Demand for the elevated Desi cuisine has been so strong that Mookhi is now gearing up to open another restaurant centered around upscale halal offerings. The project, called Shor Bazaar, has been under construction for almost a year and is slated to open later this fall in Hawaiian Gardens, near Cerritos, California. 

“We’ve been nominated three times for the Michelin Guide’s Bib Gourmand Award at Khan Saab, but the target of this new restaurant is to go for a star,” Mookhi says. “Our focus over there is to bring halal food into an even more upscale, high-end concept.

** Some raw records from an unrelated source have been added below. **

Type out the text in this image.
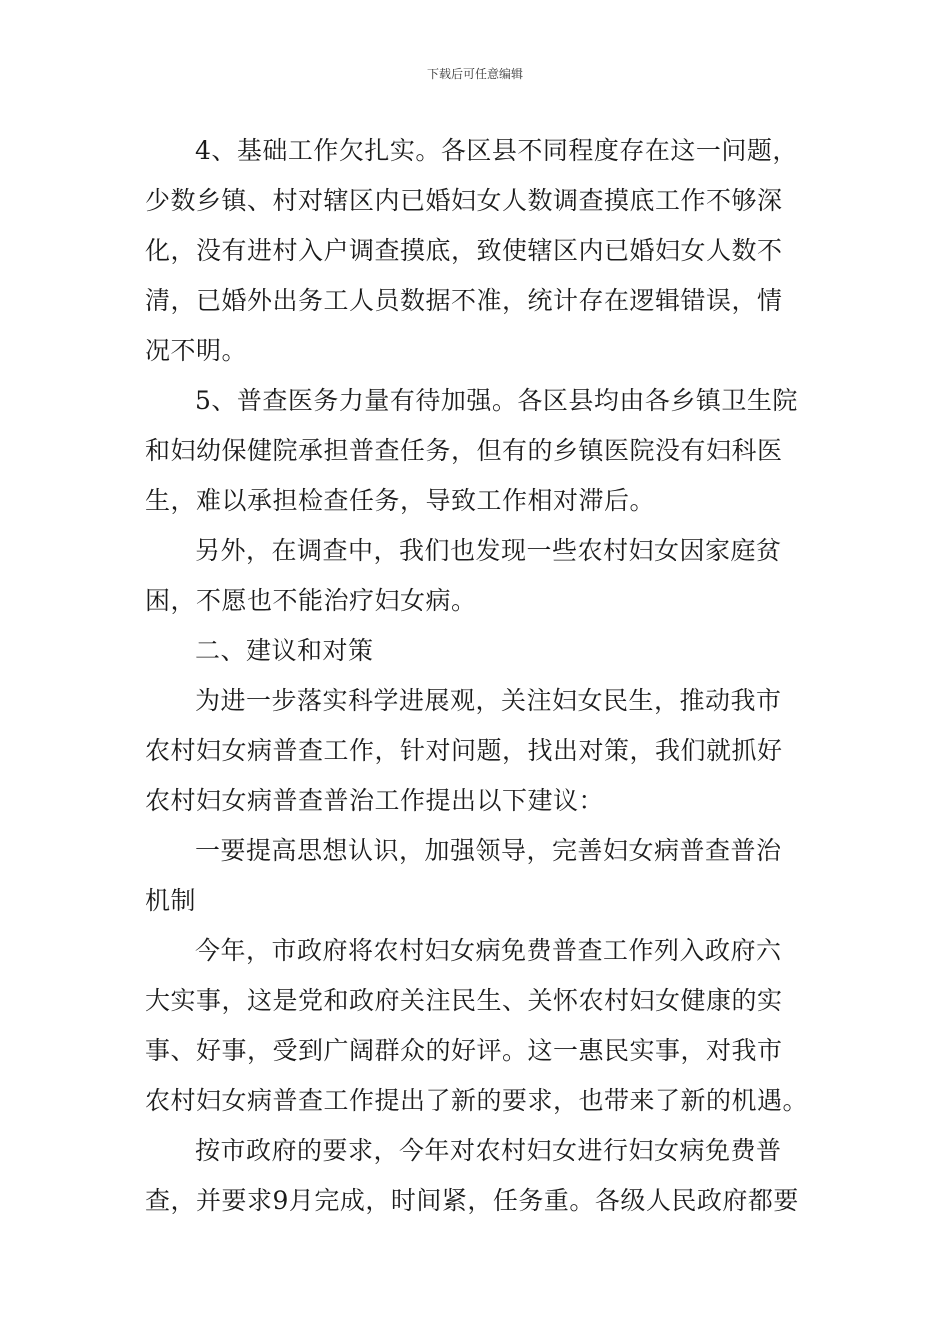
下载后可任意编辑

4、基础工作欠扎实。各区县不同程度存在这一问题，
少数乡镇、村对辖区内已婚妇女人数调查摸底工作不够深
化，没有进村入户调查摸底，致使辖区内已婚妇女人数不
清，已婚外出务工人员数据不准，统计存在逻辑错误，情
况不明。

5、普查医务力量有待加强。各区县均由各乡镇卫生院
和妇幼保健院承担普查任务，但有的乡镇医院没有妇科医
生，难以承担检查任务，导致工作相对滞后。

另外，在调查中，我们也发现一些农村妇女因家庭贫
困，不愿也不能治疗妇女病。

二、建议和对策

为进一步落实科学进展观，关注妇女民生，推动我市
农村妇女病普查工作，针对问题，找出对策，我们就抓好
农村妇女病普查普治工作提出以下建议：

一要提高思想认识，加强领导，完善妇女病普查普治
机制

今年，市政府将农村妇女病免费普查工作列入政府六
大实事，这是党和政府关注民生、关怀农村妇女健康的实
事、好事，受到广阔群众的好评。这一惠民实事，对我市
农村妇女病普查工作提出了新的要求，也带来了新的机遇。

按市政府的要求，今年对农村妇女进行妇女病免费普
查，并要求9月完成，时间紧，任务重。各级人民政府都要
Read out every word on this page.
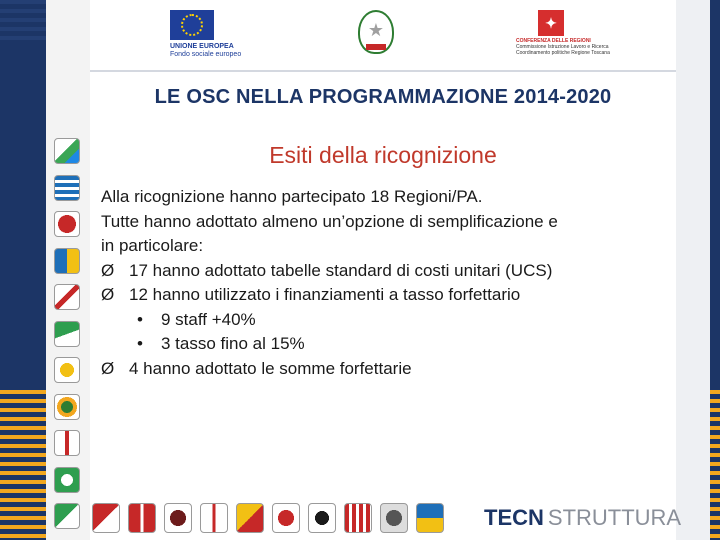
UNIONE EUROPEA
Fondo sociale europeo
★	✦
CONFERENZA DELLE REGIONI
Commissione Istruzione Lavoro e Ricerca
Coordinamento politiche Regione Toscana
LE OSC NELLA PROGRAMMAZIONE 2014-2020
Esiti della ricognizione
Alla ricognizione hanno partecipato 18 Regioni/PA.
Tutte hanno adottato almeno un’opzione di semplificazione e
in particolare:
Ø 17 hanno adottato tabelle standard di costi unitari (UCS)
Ø 12 hanno utilizzato i finanziamenti a tasso forfettario
• 9 staff +40%
• 3 tasso fino al 15%
Ø 4 hanno adottato le somme forfettarie
TECN STRUTTURA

The menu is completely different. There are a couple of dishes from Pakistan, Iran, Iraq, and Afghanistan, but it isn’t a Middle Eastern restaurant. It’s just a halal restaurant.” 

For all the success and recognition he’s garnered since he first came to the U.S. over two decades ago, the chef is still influenced by his early days in the back of the kitchen washing dishes. Those humble origins provided a unique perspective that shaped his approach to leadership. 

“I remember the owners, chefs, managers, and all of these people coming in and out of the kitchen, and nobody talking to you or even saying hi to you,” Mookhi says. “That was a big learning lesson for me. Now, the first thing that I do when I walk into the kitchen is go up to my dishwasher and talk to them. Starting from the bottom made me realize that every position is important, and you should be talking to them and acknowledging their hard work.”